Once the client has completed the INVITE it will SUBSCRIBE to the conference state event for this particular conference SIP URI. The received state in the NOTIFY will include at least information on which other clients are currently in the chat conference. The client is then ready to send and receive MSRP traffic to and from the MSRP switch.

The diagram also shows that if another client joins (or leaves) the chat conference, this will be indicated to each client that subscribed to the conference event package through a NOTIFY. This notify will only contain a delta of that which was contained in the initial NOTIFY to the client.

Optionally, the client may indicate parties to be invited to the conference by attaching a resource-list document to the INVITE. On receive of such body, the server will trigger REFER to the participants indicated in the resource-list attachement.

Client leaves through BYE

http://msrprelay.org/chrome/site/files/msrp-chat-flow2.png

A client can leave the chat session by sending a BYE to the conference focus. This will then signal the MSRP switch to disconnect the MSRP TCP connection to this client. It will also inform those clients that subscribed to the conference state that this user is no longer participating in the chat session.

Client disconnects from MSRP switch

http://msrprelay.org/chrome/site/files/msrp-chat-flow3.png

If the client for some reasons does not send a BYE, but simply disconnects its TCP connection from the MSRP switch, or if the TCP connection to this client is timed out, the MSRP switch needs to indicate this to the conference focus, which in turn will inform the subscribed clients that this user has left the chat conference.

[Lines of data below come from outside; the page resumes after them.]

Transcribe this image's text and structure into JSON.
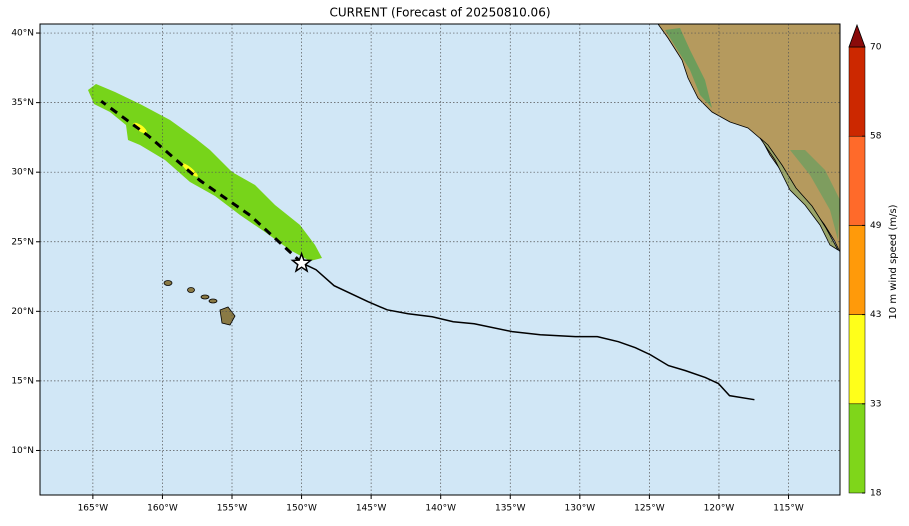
{
  "title": "CURRENT (Forecast of 20250810.06)",
  "map": {
    "lon_range": [
      -168.8,
      -111.3
    ],
    "lat_range": [
      6.8,
      40.65
    ],
    "lon_ticks": [
      {
        "value": -165,
        "label": "165°W"
      },
      {
        "value": -160,
        "label": "160°W"
      },
      {
        "value": -155,
        "label": "155°W"
      },
      {
        "value": -150,
        "label": "150°W"
      },
      {
        "value": -145,
        "label": "145°W"
      },
      {
        "value": -140,
        "label": "140°W"
      },
      {
        "value": -135,
        "label": "135°W"
      },
      {
        "value": -130,
        "label": "130°W"
      },
      {
        "value": -125,
        "label": "125°W"
      },
      {
        "value": -120,
        "label": "120°W"
      },
      {
        "value": -115,
        "label": "115°W"
      }
    ],
    "lat_ticks": [
      {
        "value": 10,
        "label": "10°N"
      },
      {
        "value": 15,
        "label": "15°N"
      },
      {
        "value": 20,
        "label": "20°N"
      },
      {
        "value": 25,
        "label": "25°N"
      },
      {
        "value": 30,
        "label": "30°N"
      },
      {
        "value": 35,
        "label": "35°N"
      },
      {
        "value": 40,
        "label": "40°N"
      }
    ],
    "past_track": {
      "lon": [
        -150.0,
        -148.96,
        -147.66,
        -145.22,
        -143.85,
        -142.34,
        -140.61,
        -139.1,
        -137.59,
        -134.86,
        -132.84,
        -130.32,
        -128.74,
        -127.23,
        -126.01,
        -124.93,
        -123.63,
        -122.41,
        -120.97,
        -120.04,
        -119.24,
        -117.45
      ],
      "lat": [
        23.49,
        22.99,
        21.84,
        20.69,
        20.11,
        19.83,
        19.61,
        19.25,
        19.11,
        18.54,
        18.32,
        18.18,
        18.18,
        17.82,
        17.39,
        16.88,
        16.1,
        15.74,
        15.24,
        14.81,
        13.94,
        13.65
      ]
    },
    "forecast_track": {
      "lon": [
        -150.0,
        -153.7,
        -157.3,
        -161.0,
        -164.4
      ],
      "lat": [
        23.5,
        26.9,
        29.4,
        32.6,
        35.1
      ]
    },
    "storm_position": {
      "lon": -150.0,
      "lat": 23.45
    }
  },
  "colorbar": {
    "label": "10 m wind speed (m/s)",
    "ticks": [
      18,
      33,
      43,
      49,
      58,
      70
    ],
    "colors": [
      "#7fd61a",
      "#ffff1a",
      "#ff9a0a",
      "#ff6a2a",
      "#cc2800"
    ],
    "extend_color": "#8a0b0b"
  }
}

For sake of completeness it can also send a BYE to the client that disconnected.

OpenSER restart

http://msrprelay.org/chrome/site/files/msrp-chat-flow4.png

In order not to destroy active conferences when OpenSER is restarted, it can save its conference state to a persistent database. When OpenSER comes back online it uses this state to query the MSRP switch for any changes in the conference while it was down. As the only change that can occur at the MSRP switch is the disconnection of one or more clients, the OpenSER module will present a list of clients known to be in a particular confernce to the MSRP switch. The switch will then inform OpenSER of any clients that are no longer in the chat conference and the OpenSER module can update its internal state to match the current situation.